Saturday, September 6, 2008

In my mind I'm going to Carolina...

I can NOT believe the summer is over.   That my calendar is reading September 6th definitely seems a little hard to grasp.  The summer was an amazing one.  My kids are both at that priceless, precious age.  They are both still so excited by so much of what they see around them, still easily pleased.  There is NOTHING sweeter to me than looking in my rearview mirror in the van and seeing two kids who are sound asleep because they were just exhausted by a long day at the beach.  Their still wet, salty hair clingy to their cheeks which are still rosy from the sun and exertion.  The end of the summer was especially special.  August 14th my sister flew in from Nashville and we headed down to Ocean City, NJ to spend time at "Grammy's beach house".  Timmy took a long weekend and I stayed down for almost a week.  It was so incredible.  If  you have read any of my blog you know how special Nonni is to Kaity.  Well the week at the shore showed that the fascination was not lost on Rodney either.  "Nonni" is now one of the words that he says...and often.   Just today he was in the crib at my parents house trying to fall asleep and talking to himself and quite often one of the words you heard him say was "nonni".  Too cute.  I also realized that my daughter shares my love and passion for the ocean.  She would be at the ocean every chance she was given, and in the water when she was in the ocean as much as she possibly could be.  She would go in by  herself with her boogie board and ride the waves, or be 'just like grammy' and put her beach chair right at the edge where the water could lap over her sit there.  
  Well I drove back from Ocean City Wed. Aug.  20th-spent the 21st doing laundry and re-packing everything because August 22nd we piled the whole family in the car and headed for the Outer Banks for North Carolina.   ON the way down we stopped in Salisbury, MD for the night to break the trip up.   We got a hotel with a pool so that the vacation memories could start right away.   The next day we figured that we had about 3 to 3 1/2 hours until we got to our vacation destination.  We WOULD have been right except that we had completely underestimated the traffic getting off and on the island.  THe last 13 miles of our trip took us a little over 3 hours!! BUt we finally arrived.   
  The vacation was amazing.  The house was beautiful.  We had a private pool and hot tub in the back yard.  Everything was new construction.  From the deck looking one way you saw the ocean and looking the other way you saw the bay.   On Sunday TIm's sister and her family arrived to share the house with them.  We hadn't seen the whole family in a long time and it was the first time we had a chance to spend a significant amount of time with them.   They were awesome.  Kaity was in cousin heaven!   The ocean was beautiful.  I got to go ocean kayaking one day which was so much fun.  Something that I really MUST try to make a habit of when given the chance.  

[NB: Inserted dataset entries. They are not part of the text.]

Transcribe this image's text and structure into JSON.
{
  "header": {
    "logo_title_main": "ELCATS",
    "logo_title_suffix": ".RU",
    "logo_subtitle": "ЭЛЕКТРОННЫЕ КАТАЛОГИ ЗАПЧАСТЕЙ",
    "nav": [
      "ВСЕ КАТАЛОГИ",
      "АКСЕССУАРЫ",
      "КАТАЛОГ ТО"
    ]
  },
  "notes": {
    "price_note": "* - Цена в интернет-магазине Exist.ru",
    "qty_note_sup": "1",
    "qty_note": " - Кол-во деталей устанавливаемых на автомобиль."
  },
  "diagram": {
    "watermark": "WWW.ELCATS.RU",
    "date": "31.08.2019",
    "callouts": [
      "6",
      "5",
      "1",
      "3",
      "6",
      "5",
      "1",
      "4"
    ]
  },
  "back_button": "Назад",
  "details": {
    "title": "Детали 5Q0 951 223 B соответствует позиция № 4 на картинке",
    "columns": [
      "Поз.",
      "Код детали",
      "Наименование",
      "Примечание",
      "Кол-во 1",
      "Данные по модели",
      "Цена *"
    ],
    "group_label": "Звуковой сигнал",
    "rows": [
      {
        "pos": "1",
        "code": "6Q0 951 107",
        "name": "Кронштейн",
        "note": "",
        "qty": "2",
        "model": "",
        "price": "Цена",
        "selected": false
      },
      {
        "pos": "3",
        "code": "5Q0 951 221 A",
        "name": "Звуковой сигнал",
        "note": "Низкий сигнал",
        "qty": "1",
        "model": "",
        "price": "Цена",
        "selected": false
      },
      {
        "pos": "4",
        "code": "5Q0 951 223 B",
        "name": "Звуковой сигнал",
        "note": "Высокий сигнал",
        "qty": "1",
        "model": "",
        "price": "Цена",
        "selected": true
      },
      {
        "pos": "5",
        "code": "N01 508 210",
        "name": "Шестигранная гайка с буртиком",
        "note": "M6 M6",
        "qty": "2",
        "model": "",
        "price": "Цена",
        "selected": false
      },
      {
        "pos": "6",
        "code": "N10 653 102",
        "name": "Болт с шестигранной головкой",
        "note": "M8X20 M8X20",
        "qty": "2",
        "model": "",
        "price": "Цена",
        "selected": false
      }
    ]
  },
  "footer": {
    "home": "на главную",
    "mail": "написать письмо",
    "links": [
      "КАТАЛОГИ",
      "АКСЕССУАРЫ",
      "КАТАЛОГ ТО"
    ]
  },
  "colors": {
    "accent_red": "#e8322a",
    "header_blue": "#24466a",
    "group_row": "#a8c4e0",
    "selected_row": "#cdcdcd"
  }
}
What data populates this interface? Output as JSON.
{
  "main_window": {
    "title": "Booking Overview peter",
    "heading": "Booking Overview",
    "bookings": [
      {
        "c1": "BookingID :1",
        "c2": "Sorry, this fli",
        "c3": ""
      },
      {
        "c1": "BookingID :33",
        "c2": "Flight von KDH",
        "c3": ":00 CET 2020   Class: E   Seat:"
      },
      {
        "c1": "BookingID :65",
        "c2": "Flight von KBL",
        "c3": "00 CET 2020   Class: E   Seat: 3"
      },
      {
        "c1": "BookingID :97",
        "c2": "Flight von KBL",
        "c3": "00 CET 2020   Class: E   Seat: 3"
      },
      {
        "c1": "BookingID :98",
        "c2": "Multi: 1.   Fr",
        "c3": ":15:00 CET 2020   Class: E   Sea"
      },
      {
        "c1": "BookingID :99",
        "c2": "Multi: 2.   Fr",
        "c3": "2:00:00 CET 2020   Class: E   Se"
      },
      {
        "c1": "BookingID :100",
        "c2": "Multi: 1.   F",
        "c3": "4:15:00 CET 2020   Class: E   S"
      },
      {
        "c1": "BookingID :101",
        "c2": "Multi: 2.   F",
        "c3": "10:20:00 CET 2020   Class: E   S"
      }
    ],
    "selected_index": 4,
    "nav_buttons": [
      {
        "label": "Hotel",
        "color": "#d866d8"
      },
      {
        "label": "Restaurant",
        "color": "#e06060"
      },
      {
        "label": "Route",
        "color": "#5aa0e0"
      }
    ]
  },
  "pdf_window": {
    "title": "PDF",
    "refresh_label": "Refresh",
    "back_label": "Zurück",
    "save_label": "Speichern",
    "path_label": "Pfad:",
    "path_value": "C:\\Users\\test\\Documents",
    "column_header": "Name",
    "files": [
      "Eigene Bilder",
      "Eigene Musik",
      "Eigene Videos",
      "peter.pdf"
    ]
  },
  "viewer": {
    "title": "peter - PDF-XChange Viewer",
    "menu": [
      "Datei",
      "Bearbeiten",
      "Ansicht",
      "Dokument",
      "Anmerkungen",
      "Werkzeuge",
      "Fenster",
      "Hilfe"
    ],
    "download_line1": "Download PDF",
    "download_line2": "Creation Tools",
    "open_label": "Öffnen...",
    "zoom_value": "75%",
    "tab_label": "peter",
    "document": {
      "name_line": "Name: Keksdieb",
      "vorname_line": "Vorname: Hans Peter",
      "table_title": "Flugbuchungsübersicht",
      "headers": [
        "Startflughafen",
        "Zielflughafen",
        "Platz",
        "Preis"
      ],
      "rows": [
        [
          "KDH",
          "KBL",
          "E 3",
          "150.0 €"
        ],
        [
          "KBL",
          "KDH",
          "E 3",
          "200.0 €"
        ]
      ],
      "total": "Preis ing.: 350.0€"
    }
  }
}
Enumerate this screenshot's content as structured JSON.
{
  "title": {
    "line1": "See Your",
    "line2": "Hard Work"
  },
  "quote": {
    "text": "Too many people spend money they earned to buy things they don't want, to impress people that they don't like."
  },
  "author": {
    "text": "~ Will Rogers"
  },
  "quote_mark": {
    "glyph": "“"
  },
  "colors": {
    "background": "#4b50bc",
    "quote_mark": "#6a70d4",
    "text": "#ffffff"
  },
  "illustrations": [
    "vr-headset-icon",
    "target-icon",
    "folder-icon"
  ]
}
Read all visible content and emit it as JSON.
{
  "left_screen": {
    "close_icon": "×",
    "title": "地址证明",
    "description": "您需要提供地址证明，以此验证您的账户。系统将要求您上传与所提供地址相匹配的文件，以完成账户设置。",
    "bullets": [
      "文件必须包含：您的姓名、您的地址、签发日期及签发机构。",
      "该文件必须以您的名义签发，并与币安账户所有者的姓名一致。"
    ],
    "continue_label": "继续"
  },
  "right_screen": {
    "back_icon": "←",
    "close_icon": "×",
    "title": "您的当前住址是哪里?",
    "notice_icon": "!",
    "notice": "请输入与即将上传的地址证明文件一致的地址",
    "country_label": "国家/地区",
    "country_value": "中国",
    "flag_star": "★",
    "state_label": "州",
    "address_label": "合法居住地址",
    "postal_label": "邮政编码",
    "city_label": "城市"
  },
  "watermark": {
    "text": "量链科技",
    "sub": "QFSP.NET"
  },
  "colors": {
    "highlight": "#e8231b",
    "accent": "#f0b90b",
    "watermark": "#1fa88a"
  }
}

  One day when I went down the water was as rough as I have ever seen the ocean.  Ironically, I can't tell you when I have ever felt more at peace than standing in water that as deep as my calves had the power to knock me over.   I was overwhelmed by the scriptures that just flooded my mind standing there staring at this huge, swelling,  churning  mass of water.   I thought about the disciples on the boat when Jesus calmed the storm.  I thought of Heb 6:19  "We have this hope as an anchor for the soul firm and secure" (ok i couldn't have told you the reference at that exact moment but the verse was there. ) I thought of Christ as our strong tower that we can run to.  Psalm 107: 29b  "the waves of the sea were hushed".   I mean seriously looking at that ocean (thanks to Gustav).  And thinking of God 'hushing' that.  It was awe-inspiring.  I don't nearly  have the literary talent to put what that moment was into words.  You could NOT miss the realization of how small you were in God's creation but how in control HE was, and if  He could hush the waves with a word how much more is HE capable of calming the storms that come up in my life? Internally or from outside forces? 
   The week was over too soon, and reality is always waiting isn't it?   I came back to a house that looked like a vacation bomb had exploded--which had ignited a clothing bomb--which all exploded over what was left after a dog hair bomb had gone off!!!  I came back to spiritual battles,  ministry demands, family conflicts, life requirements.  Even political concerns.   It's all still here.  But you know what?   That moment on the beach between me and my All-Powerful God---that's still with me.  He knew what strength I was going to need to face the good, and the rough from this fall and coming year and I think that maybe He knew that I needed word from HIm to let me know that He was going to be there and ready and able to calm the storms if they ever got too rough for me to handle.  
   I didn't mean to turn this into a discussion part of my spiritual journey.  I was really just going to talk about my vacation but my  mind always takes me back to that day when I think of what was significant about that trip.  
    Were back now, I have vacuumed up the dog hair, washed and put away most of the clothes, cleaned the house--and now we are excited to face what the fall and the coming year hold for us!!